AMD’s initial ‘CTM’ programming interface for GPUs was extremely low level and exposed most hardware details. When OpenCL was first being discussed, it became clear that AMD would ultimately deprecate their CTM efforts and use the existing work to enable their two APIs of choice. As a result, AMD still offers programmers a high degree of visibility and control over the hardware, even though the proprietary CAL initiative is long gone and OpenCL and DirectCompute are higher level.
AMD is primarily focused on graphics applications, which are responsible for the overwhelming majority of GPU sales. As a result of this emphasis, and AMD’s architecture choices, their GPUs are in the middle of the programmability spectrum. They are not as easily programmable as Nvidia’s GPUs, but clearly are ahead of Intel’s GPU efforts. There is an inherent trade-off between performance and programmability for any device – CPU or GPU. Within the realm of GPUs, AMD simply chose a different balancing point compared to other GPUs.
AMD’s programming model hews very closely to OpenCL, which provides a convenient starting point for terminology. The instruction set architecture of AMD’s GPUs is fundamentally a Very Long Instruction Word (VLIW) approach, packing multiple instructions that can execute in parallel into a VLIW. The very nature of VLIW means that the microarchitecture is explicitly exposed to the compiler and the programmer. A kernel’s instruction stream may be arbitrarily long, but it will be compiled into control flow instructions and a number of finite length (and relatively short) clauses. Instructions in a kernel are not freely commingled and clauses may only contain a single type of instruction. Control flow instructions initiate clauses, write data back to a buffer or memory and control branching, looping, subroutines and general program flow. The five principal types of clauses are texture fetch, vertex fetch, memory load, memory export and ALU. The first four types are respectively limited to 8, 16, 16 and 1 instruction, while the ALU clauses can have up to 128 VLIW bundles. The texture and vertex fetching are used primarily for graphics, while the latter three are used for general purpose workloads. Clauses are always executed to completion and cannot be interrupted.

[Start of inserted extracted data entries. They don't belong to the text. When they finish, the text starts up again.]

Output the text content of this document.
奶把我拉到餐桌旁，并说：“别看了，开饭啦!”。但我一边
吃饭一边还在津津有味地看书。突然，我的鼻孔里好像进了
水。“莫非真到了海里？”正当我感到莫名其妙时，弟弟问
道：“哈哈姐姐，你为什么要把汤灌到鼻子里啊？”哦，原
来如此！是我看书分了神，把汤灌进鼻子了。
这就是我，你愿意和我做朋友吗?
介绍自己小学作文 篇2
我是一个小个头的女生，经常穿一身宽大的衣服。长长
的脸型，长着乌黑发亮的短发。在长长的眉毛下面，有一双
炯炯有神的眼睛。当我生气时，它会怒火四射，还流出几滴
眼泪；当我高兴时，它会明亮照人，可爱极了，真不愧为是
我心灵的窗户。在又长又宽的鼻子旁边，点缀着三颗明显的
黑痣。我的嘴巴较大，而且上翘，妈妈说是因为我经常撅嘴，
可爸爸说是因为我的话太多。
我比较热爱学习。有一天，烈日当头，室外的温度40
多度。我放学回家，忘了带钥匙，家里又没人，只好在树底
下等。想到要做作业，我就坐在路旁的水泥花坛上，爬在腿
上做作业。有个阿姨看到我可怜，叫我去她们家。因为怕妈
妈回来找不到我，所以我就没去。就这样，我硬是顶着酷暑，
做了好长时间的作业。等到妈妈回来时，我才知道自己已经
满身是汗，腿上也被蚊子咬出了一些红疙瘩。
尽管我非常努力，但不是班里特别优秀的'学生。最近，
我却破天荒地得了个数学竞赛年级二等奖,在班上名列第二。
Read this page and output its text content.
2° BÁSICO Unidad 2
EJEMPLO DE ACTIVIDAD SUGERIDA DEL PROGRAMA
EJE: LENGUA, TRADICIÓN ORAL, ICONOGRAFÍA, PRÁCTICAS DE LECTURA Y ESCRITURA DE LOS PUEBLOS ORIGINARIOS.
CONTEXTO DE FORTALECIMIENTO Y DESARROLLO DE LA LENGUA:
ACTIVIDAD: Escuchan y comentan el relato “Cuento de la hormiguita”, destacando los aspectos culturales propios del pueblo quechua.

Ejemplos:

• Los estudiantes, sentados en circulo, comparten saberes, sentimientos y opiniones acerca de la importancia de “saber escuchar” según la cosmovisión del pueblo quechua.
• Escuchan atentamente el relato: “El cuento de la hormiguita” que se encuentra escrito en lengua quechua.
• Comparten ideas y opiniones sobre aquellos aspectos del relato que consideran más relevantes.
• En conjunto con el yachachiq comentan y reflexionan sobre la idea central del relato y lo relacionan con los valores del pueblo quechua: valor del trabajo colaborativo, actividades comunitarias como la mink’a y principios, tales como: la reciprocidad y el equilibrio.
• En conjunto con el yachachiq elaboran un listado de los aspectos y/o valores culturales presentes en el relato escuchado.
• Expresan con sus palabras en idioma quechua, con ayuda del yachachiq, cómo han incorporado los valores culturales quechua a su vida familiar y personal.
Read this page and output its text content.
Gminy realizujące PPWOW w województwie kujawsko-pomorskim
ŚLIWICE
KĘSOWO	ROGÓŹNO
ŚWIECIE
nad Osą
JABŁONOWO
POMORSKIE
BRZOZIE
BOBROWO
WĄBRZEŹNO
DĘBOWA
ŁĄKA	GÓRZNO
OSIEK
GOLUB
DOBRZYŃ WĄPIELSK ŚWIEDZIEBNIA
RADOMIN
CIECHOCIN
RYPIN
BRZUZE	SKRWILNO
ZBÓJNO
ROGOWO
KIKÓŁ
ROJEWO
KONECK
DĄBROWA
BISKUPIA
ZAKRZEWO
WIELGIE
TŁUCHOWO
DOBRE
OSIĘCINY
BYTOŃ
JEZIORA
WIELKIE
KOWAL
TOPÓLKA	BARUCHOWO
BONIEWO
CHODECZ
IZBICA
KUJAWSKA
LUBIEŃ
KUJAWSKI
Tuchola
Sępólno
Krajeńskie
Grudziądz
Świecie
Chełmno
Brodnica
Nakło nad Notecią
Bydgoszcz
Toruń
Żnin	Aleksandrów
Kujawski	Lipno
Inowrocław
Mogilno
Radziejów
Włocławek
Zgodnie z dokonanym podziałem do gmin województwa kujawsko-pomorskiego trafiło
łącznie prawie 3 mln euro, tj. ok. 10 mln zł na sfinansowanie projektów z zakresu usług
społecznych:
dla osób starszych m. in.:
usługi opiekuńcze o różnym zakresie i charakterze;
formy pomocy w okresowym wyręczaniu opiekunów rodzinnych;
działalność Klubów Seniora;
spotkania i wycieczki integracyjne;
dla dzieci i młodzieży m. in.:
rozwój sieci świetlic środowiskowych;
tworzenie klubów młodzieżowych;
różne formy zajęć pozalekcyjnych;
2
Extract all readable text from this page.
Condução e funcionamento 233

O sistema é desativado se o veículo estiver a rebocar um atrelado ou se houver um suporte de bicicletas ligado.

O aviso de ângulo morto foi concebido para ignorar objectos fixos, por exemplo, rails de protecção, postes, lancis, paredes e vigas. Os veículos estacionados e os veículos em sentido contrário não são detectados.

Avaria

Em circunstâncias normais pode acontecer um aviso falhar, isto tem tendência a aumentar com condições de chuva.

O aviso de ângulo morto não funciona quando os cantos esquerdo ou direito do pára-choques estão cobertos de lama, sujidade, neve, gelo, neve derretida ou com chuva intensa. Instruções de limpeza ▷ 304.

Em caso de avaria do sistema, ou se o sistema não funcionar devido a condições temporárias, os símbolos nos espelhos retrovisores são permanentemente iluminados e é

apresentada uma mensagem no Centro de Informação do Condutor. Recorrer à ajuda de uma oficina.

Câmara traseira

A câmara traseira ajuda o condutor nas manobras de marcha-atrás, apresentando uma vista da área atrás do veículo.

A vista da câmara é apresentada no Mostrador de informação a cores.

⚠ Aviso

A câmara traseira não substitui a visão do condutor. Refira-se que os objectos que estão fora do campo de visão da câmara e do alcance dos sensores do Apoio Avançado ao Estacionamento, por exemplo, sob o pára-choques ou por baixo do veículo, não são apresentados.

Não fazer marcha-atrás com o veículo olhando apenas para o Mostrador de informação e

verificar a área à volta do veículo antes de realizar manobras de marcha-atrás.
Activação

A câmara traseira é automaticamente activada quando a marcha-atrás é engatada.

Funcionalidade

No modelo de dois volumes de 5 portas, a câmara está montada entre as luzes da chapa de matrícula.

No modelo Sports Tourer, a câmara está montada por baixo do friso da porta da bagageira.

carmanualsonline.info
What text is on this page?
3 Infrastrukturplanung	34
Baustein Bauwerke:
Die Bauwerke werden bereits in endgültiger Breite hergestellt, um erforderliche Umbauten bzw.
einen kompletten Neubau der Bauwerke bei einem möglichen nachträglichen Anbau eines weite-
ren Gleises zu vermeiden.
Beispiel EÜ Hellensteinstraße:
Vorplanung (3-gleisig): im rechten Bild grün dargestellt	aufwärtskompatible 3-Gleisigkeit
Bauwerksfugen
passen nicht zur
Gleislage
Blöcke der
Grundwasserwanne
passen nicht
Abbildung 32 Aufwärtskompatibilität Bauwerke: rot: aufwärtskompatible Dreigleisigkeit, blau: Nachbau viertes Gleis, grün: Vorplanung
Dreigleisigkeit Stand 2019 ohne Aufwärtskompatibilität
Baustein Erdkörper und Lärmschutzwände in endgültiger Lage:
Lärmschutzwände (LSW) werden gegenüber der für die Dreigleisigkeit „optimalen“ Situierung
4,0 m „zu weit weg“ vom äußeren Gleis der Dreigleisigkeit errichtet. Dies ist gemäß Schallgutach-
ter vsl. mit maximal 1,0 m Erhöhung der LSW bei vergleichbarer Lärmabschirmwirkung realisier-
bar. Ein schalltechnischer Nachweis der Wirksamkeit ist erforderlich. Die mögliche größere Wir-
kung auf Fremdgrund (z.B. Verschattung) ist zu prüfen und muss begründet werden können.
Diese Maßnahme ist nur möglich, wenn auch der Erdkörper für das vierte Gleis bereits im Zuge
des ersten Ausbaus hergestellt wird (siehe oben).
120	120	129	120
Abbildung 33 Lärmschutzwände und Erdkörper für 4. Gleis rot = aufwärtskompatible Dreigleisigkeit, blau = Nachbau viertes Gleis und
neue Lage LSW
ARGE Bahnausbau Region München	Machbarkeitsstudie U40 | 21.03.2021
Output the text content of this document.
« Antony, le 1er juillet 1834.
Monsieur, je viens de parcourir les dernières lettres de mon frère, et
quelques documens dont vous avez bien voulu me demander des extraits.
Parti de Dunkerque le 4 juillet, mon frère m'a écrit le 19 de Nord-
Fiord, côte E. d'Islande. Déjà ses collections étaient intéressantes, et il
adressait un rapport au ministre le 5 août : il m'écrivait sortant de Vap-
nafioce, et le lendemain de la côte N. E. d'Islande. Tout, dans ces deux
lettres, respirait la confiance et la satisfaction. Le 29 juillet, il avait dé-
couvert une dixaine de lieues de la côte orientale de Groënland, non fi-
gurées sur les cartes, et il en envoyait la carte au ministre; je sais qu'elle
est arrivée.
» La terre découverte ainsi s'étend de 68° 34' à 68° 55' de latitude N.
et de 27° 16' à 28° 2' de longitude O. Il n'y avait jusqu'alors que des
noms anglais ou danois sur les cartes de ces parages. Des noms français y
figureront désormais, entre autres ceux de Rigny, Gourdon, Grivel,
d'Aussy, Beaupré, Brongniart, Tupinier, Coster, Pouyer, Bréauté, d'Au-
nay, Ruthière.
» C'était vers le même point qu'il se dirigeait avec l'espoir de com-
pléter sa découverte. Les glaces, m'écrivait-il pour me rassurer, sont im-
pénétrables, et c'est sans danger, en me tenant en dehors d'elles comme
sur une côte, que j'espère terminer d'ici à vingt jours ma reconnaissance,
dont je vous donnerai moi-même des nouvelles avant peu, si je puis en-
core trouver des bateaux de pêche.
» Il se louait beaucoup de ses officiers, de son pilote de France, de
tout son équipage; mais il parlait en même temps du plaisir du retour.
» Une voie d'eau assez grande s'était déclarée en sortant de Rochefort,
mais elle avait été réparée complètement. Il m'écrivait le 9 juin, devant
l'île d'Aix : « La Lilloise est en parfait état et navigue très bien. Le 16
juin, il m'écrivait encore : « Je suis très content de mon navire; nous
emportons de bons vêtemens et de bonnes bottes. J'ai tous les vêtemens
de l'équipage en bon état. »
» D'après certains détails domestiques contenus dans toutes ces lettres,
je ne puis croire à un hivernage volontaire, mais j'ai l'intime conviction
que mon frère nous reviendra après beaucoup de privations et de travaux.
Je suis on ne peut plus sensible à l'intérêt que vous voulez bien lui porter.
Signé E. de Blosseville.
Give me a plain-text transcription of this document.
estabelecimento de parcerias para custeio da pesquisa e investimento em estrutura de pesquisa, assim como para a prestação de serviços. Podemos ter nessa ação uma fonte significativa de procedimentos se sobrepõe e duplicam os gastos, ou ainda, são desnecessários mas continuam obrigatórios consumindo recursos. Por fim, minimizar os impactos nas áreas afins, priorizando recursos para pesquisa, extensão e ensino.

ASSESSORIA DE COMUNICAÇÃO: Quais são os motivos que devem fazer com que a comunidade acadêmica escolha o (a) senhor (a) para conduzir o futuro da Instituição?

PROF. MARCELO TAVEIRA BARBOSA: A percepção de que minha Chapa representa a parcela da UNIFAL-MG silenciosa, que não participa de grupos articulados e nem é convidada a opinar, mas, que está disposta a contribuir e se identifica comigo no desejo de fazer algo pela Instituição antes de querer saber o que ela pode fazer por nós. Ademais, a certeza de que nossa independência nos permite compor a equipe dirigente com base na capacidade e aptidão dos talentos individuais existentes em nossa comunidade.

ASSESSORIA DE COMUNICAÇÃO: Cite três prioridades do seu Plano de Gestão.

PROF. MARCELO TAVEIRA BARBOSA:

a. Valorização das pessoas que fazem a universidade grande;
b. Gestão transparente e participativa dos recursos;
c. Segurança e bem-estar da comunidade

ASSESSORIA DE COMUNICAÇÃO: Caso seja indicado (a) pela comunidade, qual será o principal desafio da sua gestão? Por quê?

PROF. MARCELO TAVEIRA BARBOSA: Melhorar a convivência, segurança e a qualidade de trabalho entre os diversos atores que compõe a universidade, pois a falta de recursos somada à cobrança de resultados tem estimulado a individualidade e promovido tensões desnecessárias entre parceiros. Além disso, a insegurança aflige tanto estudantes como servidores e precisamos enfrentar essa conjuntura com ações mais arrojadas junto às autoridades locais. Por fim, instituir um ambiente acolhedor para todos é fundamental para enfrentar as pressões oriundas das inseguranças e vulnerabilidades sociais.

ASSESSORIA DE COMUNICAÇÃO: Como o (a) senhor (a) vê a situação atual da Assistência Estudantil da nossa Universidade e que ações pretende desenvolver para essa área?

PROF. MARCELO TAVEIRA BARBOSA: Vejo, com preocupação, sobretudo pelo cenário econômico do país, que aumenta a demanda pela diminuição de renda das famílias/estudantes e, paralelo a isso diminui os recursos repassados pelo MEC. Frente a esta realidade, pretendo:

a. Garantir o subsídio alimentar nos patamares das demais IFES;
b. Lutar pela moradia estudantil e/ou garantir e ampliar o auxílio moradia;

The data stream of a kernel is architecturally defined as a number of work-groups. OpenCL limits work-groups to 1024 work-items or less. For efficiency reasons, AMD only supports work-groups with 1-256 work-items; 64 or 256 are the most common. However, the GPU executes work-groups using wavefronts, an intermediate microarchitectural grouping that is both a data and control flow construct. For current AMD GPUs, a wavefront is defined to be 64 work-items wide (data flow) and 1 instruction or VLIW bundle deep (control flow). Thus a work-group typically corresponds to 1 or 4 wavefronts.